I've done this with three separate gpus, with no problems on my 15kHz pvm. One was an nvidia laptop gpu, one a nvidia desktop gpu, and one a AMD desktop gpu. I know people have said they've had problems, but in my experience as long as the card has analog output, it will work. Most recently did it with a GTX 950. These days the analog output is through DVI rather than VGA in almost all cards. Make sure at least one DVI port is DVI-I rather than just DVI-D; you can check visually by ensuring that port has holes for the red pins at the right of this diagram. As far as I know none of the Nvidia 10XX series has analog output, but the 9XX series does.
Then you'll need a DVI to VGA adapter (tiny thing, might even come with your graphics card), and a VGA to 5 BNC connector (R, G, B, Hsync, Vsync) which costs about 10 dollars. Do not get a 4 BNC connector, as this will only have one sync signal, and you need them both. You just get a 2 to 1 bnc combiner/splitter, and put the two sync cables into it.
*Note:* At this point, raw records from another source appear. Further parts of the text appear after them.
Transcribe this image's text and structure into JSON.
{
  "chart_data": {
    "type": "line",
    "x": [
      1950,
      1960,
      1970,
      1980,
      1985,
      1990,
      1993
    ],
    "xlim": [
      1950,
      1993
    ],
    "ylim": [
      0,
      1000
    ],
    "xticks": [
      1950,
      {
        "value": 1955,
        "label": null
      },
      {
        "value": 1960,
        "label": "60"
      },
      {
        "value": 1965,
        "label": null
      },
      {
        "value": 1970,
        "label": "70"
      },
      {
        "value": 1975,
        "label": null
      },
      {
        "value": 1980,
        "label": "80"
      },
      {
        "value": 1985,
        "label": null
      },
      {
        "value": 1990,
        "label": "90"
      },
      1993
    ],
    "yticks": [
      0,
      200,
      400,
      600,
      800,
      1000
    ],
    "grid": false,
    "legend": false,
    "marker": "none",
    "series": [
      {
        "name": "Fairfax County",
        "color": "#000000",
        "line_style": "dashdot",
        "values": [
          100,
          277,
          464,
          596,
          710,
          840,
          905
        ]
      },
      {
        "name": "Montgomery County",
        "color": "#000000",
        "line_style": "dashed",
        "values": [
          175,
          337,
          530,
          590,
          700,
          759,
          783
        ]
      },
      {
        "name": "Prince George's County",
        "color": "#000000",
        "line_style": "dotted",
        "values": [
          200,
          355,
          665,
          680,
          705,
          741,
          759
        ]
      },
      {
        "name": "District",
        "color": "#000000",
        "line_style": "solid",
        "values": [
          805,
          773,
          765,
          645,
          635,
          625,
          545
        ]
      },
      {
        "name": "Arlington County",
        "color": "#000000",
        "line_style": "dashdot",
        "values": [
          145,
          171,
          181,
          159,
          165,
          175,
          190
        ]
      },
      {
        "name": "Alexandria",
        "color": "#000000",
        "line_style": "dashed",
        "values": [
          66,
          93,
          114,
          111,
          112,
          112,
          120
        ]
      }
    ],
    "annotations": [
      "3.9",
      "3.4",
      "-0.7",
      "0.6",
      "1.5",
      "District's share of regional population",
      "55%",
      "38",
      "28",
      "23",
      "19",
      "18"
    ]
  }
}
Now you have the 4 bnc connectors to connect to your monitor. Should be no problems at all running at 720p or 480p, though I have no first-hand experience with this. If you want to run in 240p, you might need an extra step.
If you're lucky, your graphics card will be able to create a custom resolution of 240 by whatever (it's actually good to use a huge number; I use 240x2560 but some use double that), and it will work no problem (this happened for me on my laptop gpu). However you'll probably want to use the
CRU tool, and set up the custom resolution through that utility. You might have to play around with the different values for front porch, sync width, etc. until you get a picture that syncs; it can be a bit finicky.
Anyway, if you don't need to do 240p, it should be a breeze; I imagine you could even do it through intel integrated graphics (I haven't gotten this to work with 240p, but it should handle standard resolutions just fine).